The most common implantation symptoms of early pregnancy include:

  • Implantation cramps. Some women may notice some minor cramping right around the time implantation is taking place. Though there’s no way to know for sure what’s actually going on, what we do know is that this cramping is due to the rise in progesterone that occurs during the second half of your cycle, whether you’re pregnant or not.
  • Implantation bleeding. Defined as a small amount of bleeding or spotting that can occur after conception and a few days before your menstrual cycle, implantation bleeding is light, stops on its own and doesn’t require treatment. It’s experienced by about a third of all pregnant women, although there’s no scientific data that proves the correlation between implantation and bleeding.
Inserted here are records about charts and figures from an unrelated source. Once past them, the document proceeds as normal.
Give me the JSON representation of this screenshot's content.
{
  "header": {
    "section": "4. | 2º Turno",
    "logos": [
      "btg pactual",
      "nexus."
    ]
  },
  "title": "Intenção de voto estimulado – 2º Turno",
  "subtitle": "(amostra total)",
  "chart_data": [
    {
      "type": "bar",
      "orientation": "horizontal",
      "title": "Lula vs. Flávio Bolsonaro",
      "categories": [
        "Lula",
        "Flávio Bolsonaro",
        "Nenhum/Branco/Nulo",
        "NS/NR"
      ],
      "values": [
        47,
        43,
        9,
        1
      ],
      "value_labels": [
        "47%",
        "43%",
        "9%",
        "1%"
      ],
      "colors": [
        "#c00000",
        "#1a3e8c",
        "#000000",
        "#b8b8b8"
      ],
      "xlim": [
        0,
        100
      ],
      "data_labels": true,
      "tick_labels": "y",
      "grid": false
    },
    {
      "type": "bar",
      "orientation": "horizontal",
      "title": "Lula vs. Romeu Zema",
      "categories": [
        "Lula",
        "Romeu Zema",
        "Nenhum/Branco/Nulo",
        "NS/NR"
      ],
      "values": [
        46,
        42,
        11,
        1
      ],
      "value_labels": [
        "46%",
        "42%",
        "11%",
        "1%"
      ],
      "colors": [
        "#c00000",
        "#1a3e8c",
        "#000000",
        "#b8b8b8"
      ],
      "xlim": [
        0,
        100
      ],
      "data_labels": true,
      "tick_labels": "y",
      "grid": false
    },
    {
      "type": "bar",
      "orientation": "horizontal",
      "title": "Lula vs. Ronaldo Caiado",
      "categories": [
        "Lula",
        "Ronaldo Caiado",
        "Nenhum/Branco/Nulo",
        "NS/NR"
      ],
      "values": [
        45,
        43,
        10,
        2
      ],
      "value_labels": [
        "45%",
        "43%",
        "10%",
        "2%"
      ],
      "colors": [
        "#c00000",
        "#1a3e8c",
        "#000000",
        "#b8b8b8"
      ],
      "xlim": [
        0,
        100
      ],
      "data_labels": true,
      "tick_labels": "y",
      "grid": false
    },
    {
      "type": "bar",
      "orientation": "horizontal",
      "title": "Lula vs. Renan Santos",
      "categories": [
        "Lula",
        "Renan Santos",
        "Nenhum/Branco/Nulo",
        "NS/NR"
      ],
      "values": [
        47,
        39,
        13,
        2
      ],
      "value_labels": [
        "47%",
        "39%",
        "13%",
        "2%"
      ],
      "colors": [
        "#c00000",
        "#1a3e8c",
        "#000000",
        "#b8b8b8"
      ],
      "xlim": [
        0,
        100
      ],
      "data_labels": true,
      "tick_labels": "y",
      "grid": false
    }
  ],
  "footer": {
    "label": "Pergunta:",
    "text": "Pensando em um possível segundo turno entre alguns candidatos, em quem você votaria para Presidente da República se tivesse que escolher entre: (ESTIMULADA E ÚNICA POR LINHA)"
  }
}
  • Nausea. Often some of the first tip-offs that something might be up, nausea and vomiting are popular—and unpleasant—implantation symptoms in early pregnancy. You may also start noticing changes in your appetite or that you’re getting grossed out by foods you previously loved.
  • Tender breasts. As your hormones change, you may start to notice your breasts starting to swell and feeling a lot more sensitive than usual.
  • Constipation and bloating. Things feeling like they’re starting to slow down? You can thank those pregnancy hormones yet again for constipation, a common implantation symptom. You may also notice you’re looking extra bloated during this time, so it might be time to break out the leggings.
  • Fatigue. Growing a baby is hard work! If you’re feeling more tired than usual, that’s often a sign of early pregnancy, caused by a rise in progesterone and increased blood volume.
  • Headaches. Another side effect of your increased blood volume during pregnancy, headaches are a common implantation symptom.
  • Mood swings. Notice yourself getting extra bothered by even the smallest of things? Mood swings are a common implantation sign during early pregnancy.

While implantation can be a bit of a mystery, you’ll know when it’s happened when you get that positive pregnancy test!